Mike Demler, senior analyst at the Linley Group, said, "At this point, Argo is nothing but a few smart guys from Google and Uber." But with their plan to hire 200 people by the end of the year, they will integrate the Ford autonomous-vehicle team into a wholly-owned subsidiary, he explained.
When Raj Nair, Ford’s executive vice president for Global Product Development, and chief technical officer, was asked about the specific Argo AI technologies that attracted Ford, he said, “When the industry’s two top talents – two pioneers in the field – are suddenly becoming available, you don’t pass up an opportunity like that.”
The companies declined to draw any detailed comparisons between Argo AI and other automotive AI tech companies such as Google.
Unique hybrid model
Instead, they stressed that the partnership represents a “unique hybrid business model,” under which Ford can take advantage of the speed and agility of the startup, while Argo AI can leverage Ford’s strategy and resources.
More specifically, as Salesky explained, “Argo AI makes a brain of the virtual driver system, while Ford develops nerve systems, skeleton and muscle” within autonomous cars. The tech startup sees the partnership with Ford as invaluable. Salesky stressed that the autonomous car “is a system’s problem. Software and hardware need to be integrated. We need a full vehicle development team behind it.”

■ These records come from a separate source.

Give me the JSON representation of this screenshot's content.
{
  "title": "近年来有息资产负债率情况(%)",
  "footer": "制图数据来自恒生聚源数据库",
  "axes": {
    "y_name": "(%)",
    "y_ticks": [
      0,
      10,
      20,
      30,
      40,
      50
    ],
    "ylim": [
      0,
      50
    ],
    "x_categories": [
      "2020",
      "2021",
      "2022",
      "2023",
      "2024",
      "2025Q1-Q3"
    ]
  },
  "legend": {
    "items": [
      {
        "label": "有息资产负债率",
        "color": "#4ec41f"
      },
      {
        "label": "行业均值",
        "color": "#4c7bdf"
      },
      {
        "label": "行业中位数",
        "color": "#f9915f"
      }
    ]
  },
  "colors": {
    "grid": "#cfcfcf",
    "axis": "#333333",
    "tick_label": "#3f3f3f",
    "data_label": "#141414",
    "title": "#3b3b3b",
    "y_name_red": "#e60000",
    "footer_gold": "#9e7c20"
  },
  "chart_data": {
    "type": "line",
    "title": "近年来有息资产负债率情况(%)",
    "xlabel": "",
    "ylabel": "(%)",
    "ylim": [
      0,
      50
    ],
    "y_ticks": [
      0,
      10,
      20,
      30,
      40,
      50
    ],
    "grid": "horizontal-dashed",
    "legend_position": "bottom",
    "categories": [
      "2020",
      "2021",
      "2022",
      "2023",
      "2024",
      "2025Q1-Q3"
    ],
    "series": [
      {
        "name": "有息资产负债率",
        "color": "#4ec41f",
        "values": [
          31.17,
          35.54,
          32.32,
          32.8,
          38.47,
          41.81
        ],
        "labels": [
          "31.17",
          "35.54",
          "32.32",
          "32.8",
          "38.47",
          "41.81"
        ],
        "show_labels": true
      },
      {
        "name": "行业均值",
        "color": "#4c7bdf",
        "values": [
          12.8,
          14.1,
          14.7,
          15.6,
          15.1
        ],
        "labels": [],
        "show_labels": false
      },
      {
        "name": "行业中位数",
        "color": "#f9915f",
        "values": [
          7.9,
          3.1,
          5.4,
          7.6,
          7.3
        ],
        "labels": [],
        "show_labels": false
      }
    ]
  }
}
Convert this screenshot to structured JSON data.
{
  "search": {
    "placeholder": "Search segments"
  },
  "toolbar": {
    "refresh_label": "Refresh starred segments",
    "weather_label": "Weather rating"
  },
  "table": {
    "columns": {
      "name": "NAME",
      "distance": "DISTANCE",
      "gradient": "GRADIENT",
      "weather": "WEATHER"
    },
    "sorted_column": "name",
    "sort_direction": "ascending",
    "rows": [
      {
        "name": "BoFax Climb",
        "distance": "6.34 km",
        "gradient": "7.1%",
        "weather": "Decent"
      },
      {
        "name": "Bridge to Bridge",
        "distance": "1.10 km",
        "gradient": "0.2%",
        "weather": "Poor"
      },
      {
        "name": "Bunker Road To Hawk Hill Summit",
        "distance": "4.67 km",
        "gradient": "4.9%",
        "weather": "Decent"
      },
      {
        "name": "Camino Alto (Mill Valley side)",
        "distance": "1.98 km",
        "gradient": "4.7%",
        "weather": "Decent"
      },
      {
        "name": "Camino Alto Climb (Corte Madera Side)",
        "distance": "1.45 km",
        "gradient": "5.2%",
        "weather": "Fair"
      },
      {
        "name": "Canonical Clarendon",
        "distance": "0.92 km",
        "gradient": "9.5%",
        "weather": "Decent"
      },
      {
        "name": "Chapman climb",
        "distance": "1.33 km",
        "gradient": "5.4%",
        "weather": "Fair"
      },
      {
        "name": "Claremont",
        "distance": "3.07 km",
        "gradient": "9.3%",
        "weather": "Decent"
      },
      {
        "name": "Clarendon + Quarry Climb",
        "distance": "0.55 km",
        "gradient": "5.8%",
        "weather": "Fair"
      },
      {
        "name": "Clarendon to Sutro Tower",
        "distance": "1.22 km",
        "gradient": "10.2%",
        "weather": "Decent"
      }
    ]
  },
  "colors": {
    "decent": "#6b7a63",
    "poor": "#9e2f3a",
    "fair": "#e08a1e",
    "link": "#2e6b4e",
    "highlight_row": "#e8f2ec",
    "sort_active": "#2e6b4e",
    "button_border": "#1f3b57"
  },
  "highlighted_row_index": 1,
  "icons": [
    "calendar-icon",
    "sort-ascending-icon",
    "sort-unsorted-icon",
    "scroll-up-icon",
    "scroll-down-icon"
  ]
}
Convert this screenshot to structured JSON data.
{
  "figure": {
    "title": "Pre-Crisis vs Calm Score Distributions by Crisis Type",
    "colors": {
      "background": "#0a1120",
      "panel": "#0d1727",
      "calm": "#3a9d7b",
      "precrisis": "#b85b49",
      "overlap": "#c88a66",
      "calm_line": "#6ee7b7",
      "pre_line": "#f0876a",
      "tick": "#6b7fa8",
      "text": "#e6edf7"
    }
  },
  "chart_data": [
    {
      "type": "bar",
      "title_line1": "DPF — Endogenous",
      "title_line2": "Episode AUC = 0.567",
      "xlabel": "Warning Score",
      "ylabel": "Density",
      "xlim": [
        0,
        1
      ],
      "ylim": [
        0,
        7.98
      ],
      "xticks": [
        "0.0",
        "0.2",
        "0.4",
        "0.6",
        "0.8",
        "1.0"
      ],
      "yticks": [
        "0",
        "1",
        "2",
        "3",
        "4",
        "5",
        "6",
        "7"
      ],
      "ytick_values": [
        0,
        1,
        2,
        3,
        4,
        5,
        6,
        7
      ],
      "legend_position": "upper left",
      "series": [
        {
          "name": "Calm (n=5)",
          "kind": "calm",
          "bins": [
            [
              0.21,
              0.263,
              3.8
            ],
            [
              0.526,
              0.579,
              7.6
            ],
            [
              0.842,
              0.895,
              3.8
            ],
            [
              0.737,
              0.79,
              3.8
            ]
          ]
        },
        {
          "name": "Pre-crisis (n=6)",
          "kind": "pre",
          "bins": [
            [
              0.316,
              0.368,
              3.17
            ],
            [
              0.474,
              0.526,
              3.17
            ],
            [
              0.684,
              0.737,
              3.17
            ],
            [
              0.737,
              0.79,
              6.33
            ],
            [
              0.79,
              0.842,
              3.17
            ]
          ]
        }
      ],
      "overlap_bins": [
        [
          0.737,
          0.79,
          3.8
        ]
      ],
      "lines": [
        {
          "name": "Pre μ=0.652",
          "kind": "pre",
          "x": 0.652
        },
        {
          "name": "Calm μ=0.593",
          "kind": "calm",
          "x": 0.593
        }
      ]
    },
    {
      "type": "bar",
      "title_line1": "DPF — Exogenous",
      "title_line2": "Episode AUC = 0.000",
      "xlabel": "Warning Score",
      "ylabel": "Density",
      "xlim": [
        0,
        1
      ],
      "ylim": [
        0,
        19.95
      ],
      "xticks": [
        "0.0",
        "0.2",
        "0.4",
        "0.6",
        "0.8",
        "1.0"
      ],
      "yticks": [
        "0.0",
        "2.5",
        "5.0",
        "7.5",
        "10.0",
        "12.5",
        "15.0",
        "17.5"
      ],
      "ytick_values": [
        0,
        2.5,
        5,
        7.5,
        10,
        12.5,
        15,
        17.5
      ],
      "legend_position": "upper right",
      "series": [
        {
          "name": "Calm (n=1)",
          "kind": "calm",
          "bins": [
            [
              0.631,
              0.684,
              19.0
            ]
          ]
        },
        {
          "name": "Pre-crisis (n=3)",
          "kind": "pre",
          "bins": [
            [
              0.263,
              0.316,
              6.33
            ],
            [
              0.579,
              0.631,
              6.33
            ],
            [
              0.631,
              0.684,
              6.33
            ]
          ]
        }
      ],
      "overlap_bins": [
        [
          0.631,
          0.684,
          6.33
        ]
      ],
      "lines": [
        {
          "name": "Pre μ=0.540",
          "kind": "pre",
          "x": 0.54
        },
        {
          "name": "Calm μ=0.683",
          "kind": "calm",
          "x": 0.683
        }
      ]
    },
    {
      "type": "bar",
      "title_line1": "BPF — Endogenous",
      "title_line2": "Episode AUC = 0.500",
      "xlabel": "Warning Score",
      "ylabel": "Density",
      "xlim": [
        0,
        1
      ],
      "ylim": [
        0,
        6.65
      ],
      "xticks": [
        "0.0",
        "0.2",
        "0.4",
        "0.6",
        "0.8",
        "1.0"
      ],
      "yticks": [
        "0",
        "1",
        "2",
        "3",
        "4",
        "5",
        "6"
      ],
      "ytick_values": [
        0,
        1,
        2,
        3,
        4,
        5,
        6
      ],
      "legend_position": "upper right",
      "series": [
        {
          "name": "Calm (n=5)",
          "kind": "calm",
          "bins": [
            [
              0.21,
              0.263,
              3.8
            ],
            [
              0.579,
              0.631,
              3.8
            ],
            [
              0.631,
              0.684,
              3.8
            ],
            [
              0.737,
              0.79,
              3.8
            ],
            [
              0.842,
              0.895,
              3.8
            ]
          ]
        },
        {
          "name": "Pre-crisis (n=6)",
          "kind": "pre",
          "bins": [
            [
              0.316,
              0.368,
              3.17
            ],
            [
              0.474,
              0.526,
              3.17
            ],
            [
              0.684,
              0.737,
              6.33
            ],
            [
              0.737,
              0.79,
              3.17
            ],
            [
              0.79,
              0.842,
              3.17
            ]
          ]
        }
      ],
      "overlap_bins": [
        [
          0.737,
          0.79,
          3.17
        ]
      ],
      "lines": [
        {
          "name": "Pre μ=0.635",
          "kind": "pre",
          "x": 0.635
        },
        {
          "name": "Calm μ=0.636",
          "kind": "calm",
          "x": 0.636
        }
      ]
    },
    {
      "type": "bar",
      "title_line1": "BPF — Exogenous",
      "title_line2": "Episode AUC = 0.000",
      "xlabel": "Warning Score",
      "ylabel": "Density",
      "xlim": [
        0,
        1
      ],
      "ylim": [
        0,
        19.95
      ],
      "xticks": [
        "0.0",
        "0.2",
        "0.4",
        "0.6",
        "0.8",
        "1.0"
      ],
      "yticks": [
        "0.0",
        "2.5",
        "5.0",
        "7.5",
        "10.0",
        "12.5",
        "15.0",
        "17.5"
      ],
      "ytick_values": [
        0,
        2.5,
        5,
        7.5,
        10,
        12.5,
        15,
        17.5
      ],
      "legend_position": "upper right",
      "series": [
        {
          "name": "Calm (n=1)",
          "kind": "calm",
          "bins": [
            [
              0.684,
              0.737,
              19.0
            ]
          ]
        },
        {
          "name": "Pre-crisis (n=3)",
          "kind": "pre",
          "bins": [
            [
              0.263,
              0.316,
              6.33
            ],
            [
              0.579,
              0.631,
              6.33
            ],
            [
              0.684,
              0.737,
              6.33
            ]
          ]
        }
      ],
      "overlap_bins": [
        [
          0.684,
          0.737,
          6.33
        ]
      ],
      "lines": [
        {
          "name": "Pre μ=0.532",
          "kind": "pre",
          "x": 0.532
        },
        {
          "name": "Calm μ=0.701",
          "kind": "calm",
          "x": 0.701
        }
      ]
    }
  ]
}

Ford CTO Nair added that with the hybrid model, “We bring solid funding, and customers, while we also offer the ability to integrate Argo’s AI system.” The autonomous vehicle platform will be owned by Ford.
The Linley Group's Demler said, according to the Ford CEO, "Ford will develop the hardware that runs Argo AI’s software." When Demler asked Fields about the specifics of the hardware, "I got a nod from the Argo founder, but no direct answers," he said. But the Argo AI-Ford team "will need to make the software hardware agnostic if they expect to license it," Demler stressed. "The could be a challenge."
Some Ford engineers currently working on the Virtual Driver System are expected to move to Argo AI. The companies, however, declined to specify numbers. Argo AI also declined to discuss specific IPs and patents the startup will bring to Ford.
Asked about how many hours of testing will be needed to make the Argo AI-based Virtual Driver System safe, Salesky said, “Testing is done in so many different prongs. The mileage required for testing is only one of the hundreds of different prongs.”
Now that it’s becoming a part of Ford, Salesky said that in order to ensure the safety of autonomous cars, “we need to collaborate with other [OEMs] and regulators like NHTSA, and work with certification process in a responsible way.”
L-R: Peter Rander, Argo AI COO; Ken Washington, Ford VP of research and advanced engineering; Mark Fields, Ford CEO; Bryan Salesky, Argo AI CEO; Raj Nair, Ford executive vice president, CTO; and Laura Merling, Ford Smart Mobility LLC VP of autonomous vehicle solutions. (Source: Ford)
Tech - Auto partnerships
Despite all the talk about partnerships between tech companies and automakers to jointly develop autonomous cars, remarkably, very little has happened thus far.
Just before the Consumer Electronics Show in 2016 – more than a year ago, Google and Ford were rumored as potential partners in the self-driving auto race. That announcement never happened, and Ford went without an external AI partner until now.